Baltimore Sun

City settles CSX lawsuit over dumped sewage water

- By Emily Opilo

Baltimore agreed to a $100,000 settlement Wednesday to close out a lawsuit filed by rail company CSX after a city contractor dumped sewage-tainted water at the company’s Curtis Bay coal terminal while a city inspector was using the bathroom.

The settlement, approved unanimousl­y Wednesday by the Board of Estimates, stemmed from a 2018 incident in which a city contractor was working on one of several large sanitary sewer lines that runs beneath CSX’s property in South Baltimore.

According to Kurt Heinrich, a city attorney, rinse water and sediment from the sewer line was being pulled into a vacuum truck. When the truck became full, it was supposed to be “decanted” at another location, Heinrich said. Decanting is a process by which water is separated from sewage sludge.

Instead, the contractor decanted the water into a drainage ditch on the CSX property, Heinrich said. That ditch fed into the company’s water filtration system for the property, he said.

According to the lawsuit filed by CSX in federal court, equipment at the facility came into contact with raw sewage, as did the facility’s water filtration system and coal stored there. CSX hired an outside contractor to assist with cleanup afterward and incurred costs of at least $1.8 million, the lawsuit states.

While the city was not directly responsibl­e for the contractor’s actions, a rightof-entry agreement signed by CSX and the city made Baltimore liable for any damage to the property. City inspectors were also responsibl­e for monitoring the contractor’s work on a 24-hour basis.

The settlement approved Wednesday covers only the city’s responsibi­lity in the case. CSX has also sued Spiniello Companies, the contractor who was working on the site. That claim is ongoing, Heinrich said.

A spokesman for CSX declined to comment. A representa­tive for Spiniello did not respond to a request for comment.

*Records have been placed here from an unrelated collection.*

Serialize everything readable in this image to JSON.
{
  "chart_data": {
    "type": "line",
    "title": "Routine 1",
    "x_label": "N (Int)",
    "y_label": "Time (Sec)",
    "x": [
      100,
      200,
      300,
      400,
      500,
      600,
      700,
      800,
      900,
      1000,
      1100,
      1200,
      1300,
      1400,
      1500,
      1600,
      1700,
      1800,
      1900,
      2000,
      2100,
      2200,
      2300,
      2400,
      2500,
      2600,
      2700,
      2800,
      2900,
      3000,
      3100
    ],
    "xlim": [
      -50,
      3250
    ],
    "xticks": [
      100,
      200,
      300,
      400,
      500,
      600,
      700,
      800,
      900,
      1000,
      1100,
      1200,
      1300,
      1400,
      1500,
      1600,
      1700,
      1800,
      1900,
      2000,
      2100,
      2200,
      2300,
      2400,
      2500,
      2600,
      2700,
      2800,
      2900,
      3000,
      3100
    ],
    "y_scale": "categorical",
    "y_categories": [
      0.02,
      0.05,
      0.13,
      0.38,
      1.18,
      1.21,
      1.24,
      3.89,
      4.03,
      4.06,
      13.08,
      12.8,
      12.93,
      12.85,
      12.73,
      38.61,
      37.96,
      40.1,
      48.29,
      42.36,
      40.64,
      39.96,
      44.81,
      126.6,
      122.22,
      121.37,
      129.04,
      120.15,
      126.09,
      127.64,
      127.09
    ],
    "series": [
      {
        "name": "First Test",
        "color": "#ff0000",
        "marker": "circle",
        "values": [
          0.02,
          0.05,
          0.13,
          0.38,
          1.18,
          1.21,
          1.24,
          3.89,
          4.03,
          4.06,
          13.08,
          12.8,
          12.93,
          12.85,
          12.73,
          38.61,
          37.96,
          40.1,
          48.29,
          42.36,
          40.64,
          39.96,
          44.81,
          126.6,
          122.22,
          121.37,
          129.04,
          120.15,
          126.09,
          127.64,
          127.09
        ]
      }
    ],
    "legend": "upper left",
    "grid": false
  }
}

“This is not a settlement of a negligence claim,” Heinrich said. “It goes to breach of contract, and that’s the right of entry agreement in which the city ensures it will monitor activity of its own employees and contractor­s.”

Angela Cornish, a constructi­on project supervisor for the Department of Public Works, told the board an inspector was on the site, but that he was using the bathroom at the time of the incident.

Comptrolle­r Bill Henry, one of five members of the city spending board, asked whether the inspector was reprimande­d as a result of the incident. Cornish said the inspector was not discipline­d.

“A CSX staff member said, ‘We saw this,’ ” Cornish said. “It was not a failure on our part to report. The inspector at the time had stepped away.”